Hurston was always curious, and when her town was visited by white teachers visiting popular black towns, they gave books to the children, Zora being one of them. Reading the books heightened Zora’s already active mind and imagination.
When Zora’s mother passed away, her father married a woman he was suspected of having an affair with, and Zora was sent away to boarding school in Jacksonville, Florida. Zora’s father refused to continue to pay her tuition to attend the school, and as a result, she was expelled. Zora was determined to continue her education and took work as a maid to pay for her schooling. Hurston was so determined to continue her education that she changed her birth year to attend school for free. After graduating in 1918, Zora studied at Howard University, where she was initiated into Zeta Phi Beta and cofounded the school newspaper known as the Hilltop.
Zora studied to become an anthropologist because she was interested in the past of African American people and wanted to hear the stories about life during slavery. Zora went to Louisiana, where she spent a good amount of time with the Black locals and learning more about Hoodoo in which she grew to believe in, according to the letters that she wrote to Langston Hughes describing some of the things that she learned about. Zora would go on to transcribe many of the slave narratives based on interviews that she held with slaves and descendants of slaves.
Not always socially acceptable, some Black critics did not write kindly about Zora’s novel, Their Eyes Were Watching God. They thought that she should take a more serious stance as a writer and discuss critical social issues instead of a love story.
Zora didn’t stop writing and didn’t worry about what people had to say about her. Zora worked as a story consultant for Paramount Pictures for a short period before going back to Florida, where she would again have to work in a domestic capacity. Still writing, Zora submitted a short story that was published in the Saturday Evening Post, and as a result, it revived her writing income, and she was able to quit her job as a maid.
Zora would go on to write her autobiography Dust Track On The Road and many other short stories. Her work would almost be burned and lost forever after her death when her home was set afire by a yardman who had no idea who she was and what he was burning. The quick actions of a passerby saved the works that are now stored at the University of Florida, Gainesville.

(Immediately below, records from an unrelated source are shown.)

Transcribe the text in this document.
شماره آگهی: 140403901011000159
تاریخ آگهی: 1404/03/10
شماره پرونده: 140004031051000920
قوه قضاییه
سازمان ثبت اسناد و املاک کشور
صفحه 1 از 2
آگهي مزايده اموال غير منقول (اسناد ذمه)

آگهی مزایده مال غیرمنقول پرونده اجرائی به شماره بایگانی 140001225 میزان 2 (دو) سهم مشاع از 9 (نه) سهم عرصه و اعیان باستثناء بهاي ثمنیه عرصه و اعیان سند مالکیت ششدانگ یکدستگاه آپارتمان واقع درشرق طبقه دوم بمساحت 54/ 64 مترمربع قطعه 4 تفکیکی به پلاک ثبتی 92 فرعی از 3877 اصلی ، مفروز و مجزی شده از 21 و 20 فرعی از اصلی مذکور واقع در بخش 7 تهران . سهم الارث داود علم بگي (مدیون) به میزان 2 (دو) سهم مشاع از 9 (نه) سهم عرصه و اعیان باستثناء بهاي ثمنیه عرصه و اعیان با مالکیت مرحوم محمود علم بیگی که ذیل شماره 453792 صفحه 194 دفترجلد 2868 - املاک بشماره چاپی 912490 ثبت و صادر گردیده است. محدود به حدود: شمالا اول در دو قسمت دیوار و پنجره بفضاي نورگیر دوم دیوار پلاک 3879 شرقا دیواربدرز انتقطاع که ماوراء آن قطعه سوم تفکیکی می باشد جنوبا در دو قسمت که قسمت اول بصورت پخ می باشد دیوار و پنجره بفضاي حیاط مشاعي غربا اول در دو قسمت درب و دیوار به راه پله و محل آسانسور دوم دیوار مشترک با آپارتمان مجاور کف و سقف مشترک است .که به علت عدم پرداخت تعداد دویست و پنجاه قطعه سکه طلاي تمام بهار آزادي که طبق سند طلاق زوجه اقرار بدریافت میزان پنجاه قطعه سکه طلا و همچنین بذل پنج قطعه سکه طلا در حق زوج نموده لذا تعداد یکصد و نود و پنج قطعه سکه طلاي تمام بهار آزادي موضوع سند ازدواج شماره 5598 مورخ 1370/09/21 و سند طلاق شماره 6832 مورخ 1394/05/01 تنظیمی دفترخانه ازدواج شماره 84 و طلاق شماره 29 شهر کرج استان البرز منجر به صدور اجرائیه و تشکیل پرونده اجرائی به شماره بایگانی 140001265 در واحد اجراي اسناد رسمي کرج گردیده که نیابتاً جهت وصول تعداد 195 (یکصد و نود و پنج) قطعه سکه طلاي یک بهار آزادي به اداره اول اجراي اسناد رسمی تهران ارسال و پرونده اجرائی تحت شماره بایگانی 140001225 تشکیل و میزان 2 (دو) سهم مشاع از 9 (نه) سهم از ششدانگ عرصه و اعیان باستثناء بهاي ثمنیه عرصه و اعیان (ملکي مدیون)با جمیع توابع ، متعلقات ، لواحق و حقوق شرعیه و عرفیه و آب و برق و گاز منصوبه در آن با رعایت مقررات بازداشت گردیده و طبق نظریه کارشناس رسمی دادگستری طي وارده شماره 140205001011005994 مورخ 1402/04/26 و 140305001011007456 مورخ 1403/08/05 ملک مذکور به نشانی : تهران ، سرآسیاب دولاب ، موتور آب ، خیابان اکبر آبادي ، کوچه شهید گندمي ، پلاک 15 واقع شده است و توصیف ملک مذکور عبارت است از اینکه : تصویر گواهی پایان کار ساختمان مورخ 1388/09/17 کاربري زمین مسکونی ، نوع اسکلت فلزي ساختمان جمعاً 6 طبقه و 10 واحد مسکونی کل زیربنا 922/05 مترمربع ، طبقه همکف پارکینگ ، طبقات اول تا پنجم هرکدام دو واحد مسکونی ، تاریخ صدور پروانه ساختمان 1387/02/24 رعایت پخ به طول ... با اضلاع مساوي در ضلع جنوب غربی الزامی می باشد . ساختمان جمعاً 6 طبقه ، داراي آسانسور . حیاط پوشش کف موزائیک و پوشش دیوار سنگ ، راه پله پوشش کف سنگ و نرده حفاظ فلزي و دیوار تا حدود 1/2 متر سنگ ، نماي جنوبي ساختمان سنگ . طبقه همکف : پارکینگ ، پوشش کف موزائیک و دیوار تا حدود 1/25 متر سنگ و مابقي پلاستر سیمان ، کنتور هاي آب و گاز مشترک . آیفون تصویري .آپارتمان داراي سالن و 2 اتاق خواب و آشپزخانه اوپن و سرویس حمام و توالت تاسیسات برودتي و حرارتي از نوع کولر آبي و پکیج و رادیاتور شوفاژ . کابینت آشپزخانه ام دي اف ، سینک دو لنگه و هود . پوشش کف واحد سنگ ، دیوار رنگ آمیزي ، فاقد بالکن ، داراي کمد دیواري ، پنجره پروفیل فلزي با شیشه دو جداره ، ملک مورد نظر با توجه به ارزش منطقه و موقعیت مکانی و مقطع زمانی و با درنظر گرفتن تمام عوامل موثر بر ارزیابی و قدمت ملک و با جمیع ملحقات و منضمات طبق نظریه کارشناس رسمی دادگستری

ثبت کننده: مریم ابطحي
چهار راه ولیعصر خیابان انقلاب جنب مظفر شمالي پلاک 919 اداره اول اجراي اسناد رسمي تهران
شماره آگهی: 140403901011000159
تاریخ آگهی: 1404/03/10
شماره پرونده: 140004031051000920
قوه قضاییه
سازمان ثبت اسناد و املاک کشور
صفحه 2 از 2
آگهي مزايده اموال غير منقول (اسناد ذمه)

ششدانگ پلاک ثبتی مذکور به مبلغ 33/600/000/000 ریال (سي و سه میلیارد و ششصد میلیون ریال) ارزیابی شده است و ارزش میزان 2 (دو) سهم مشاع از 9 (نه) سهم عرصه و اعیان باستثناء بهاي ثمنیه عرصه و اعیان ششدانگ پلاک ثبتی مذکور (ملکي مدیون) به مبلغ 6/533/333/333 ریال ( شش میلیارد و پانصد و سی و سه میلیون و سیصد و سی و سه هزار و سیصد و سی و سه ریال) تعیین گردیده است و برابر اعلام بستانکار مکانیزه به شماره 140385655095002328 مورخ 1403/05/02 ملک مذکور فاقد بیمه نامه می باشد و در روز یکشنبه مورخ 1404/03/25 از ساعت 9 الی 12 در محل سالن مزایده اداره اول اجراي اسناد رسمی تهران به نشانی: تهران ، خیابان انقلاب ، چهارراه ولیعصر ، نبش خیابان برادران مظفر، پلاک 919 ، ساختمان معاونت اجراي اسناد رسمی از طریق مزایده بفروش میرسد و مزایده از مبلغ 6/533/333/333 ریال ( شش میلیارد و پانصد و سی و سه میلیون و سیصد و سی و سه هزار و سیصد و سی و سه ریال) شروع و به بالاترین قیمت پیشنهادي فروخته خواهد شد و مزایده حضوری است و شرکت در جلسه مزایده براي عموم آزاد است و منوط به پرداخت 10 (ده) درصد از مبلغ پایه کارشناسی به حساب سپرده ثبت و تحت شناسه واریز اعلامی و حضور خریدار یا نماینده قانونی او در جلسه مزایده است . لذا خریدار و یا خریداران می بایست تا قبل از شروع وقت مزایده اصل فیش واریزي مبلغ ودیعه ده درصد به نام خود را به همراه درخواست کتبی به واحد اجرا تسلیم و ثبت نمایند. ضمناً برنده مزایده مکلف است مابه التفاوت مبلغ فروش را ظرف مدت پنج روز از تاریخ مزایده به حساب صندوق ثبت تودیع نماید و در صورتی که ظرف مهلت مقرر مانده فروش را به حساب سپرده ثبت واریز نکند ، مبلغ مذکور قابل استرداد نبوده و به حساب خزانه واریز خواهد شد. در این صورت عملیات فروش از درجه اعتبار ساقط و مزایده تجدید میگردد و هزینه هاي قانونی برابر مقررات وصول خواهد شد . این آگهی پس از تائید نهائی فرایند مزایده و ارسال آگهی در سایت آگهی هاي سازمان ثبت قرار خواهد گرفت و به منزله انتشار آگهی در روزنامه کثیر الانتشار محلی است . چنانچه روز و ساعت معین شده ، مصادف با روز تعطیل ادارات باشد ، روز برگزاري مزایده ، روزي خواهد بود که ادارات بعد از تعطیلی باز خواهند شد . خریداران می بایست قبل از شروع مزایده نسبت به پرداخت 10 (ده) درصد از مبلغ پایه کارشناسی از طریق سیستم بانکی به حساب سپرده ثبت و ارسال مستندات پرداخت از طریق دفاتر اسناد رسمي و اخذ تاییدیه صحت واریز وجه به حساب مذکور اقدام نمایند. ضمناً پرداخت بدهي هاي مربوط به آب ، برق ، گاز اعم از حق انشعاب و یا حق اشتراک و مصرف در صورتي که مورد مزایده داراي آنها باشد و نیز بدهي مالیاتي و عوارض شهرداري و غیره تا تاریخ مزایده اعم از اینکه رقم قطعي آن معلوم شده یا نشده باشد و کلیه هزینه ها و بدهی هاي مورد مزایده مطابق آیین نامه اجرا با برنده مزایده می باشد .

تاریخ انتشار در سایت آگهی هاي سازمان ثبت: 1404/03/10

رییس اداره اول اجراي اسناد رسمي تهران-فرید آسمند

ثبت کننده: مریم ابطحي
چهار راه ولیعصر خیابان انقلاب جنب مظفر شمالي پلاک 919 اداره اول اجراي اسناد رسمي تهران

In 2005 Halle Berry would take on the role of Janie Starks in the television production of Their Eyes Were Watching God, directed by Darnell Martin and produced by Oprah Winfrey, Quincy Jones, and Matthew Carlisle.
On May 8, 2018, Amistad publishing released the 208-page story of Cudjo Lewis, the last slave entitled Barracoon.
It is not the date of our birth or the date of our death but the dash in between that really tells our story. What will your dash reveal?